Any ideas or advice?

Thanks again for your great package. For the cell type I have gotten through it, the dimensional reduction does great job handling biological variation and heterogeneity in sample composition.

[LTLA]

My best guess is that you are asking for features that are not present in the matrix for the third cell type.

library(Matrix)
y <- rsparsematrix(10, 10, 0.1)
rownames(y) <- LETTERS[1:10]
y[letters[1:10],]
## Error in intI(i, n = x@Dim[1], dn[[1]], give.dn = FALSE) : 
##  invalid character indexing

Seems like something to do with Seurat's preprocessing of the matrix.

[maxc2020]

Thank you.
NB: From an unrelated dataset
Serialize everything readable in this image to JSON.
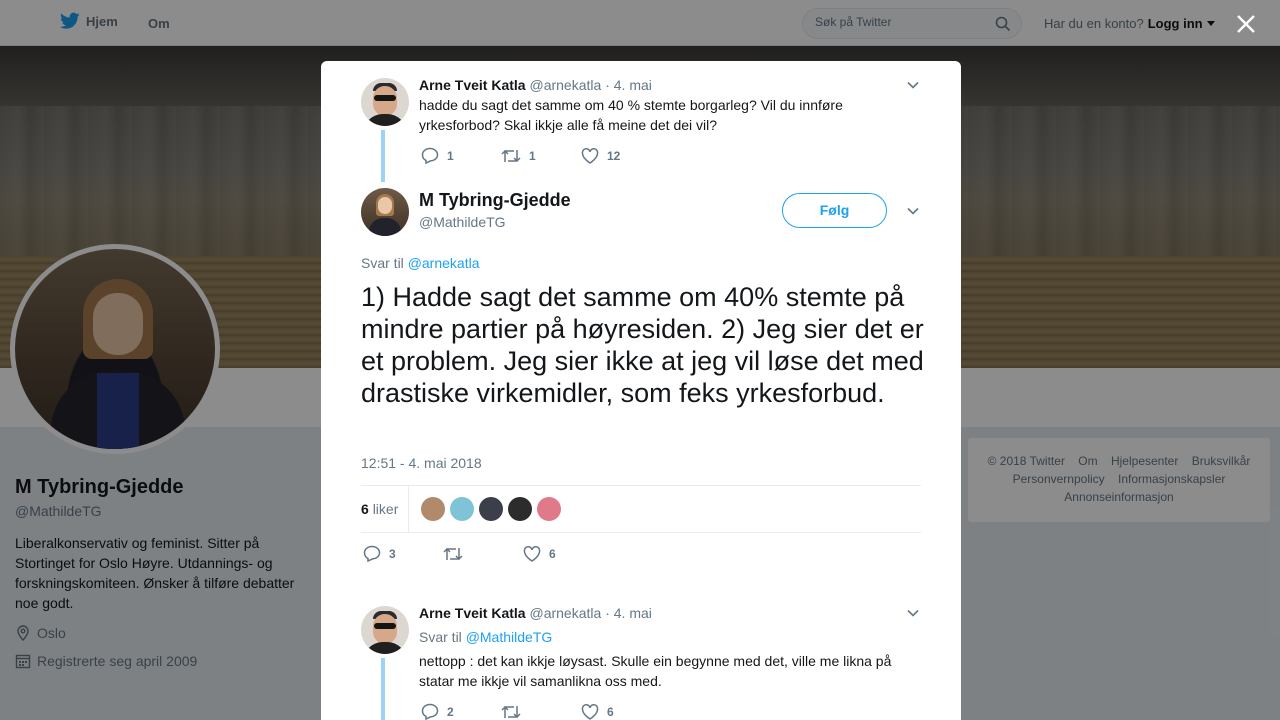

Because I had normalized with SCTransform, there were some limits on how I could generate my variable feature list. So I had simply selected ~8 samples with the largest number of cells in each cell type subset, identified variable genes there, and took the overlap. This worked great with the first two cell types. But the above errors occurred with my third. This time I redid my normalization and variable feature finding with all cells/samples of the cell type in a different way and used that for the variable feature list for correctExperiments and it worked great. Appreciate all the help.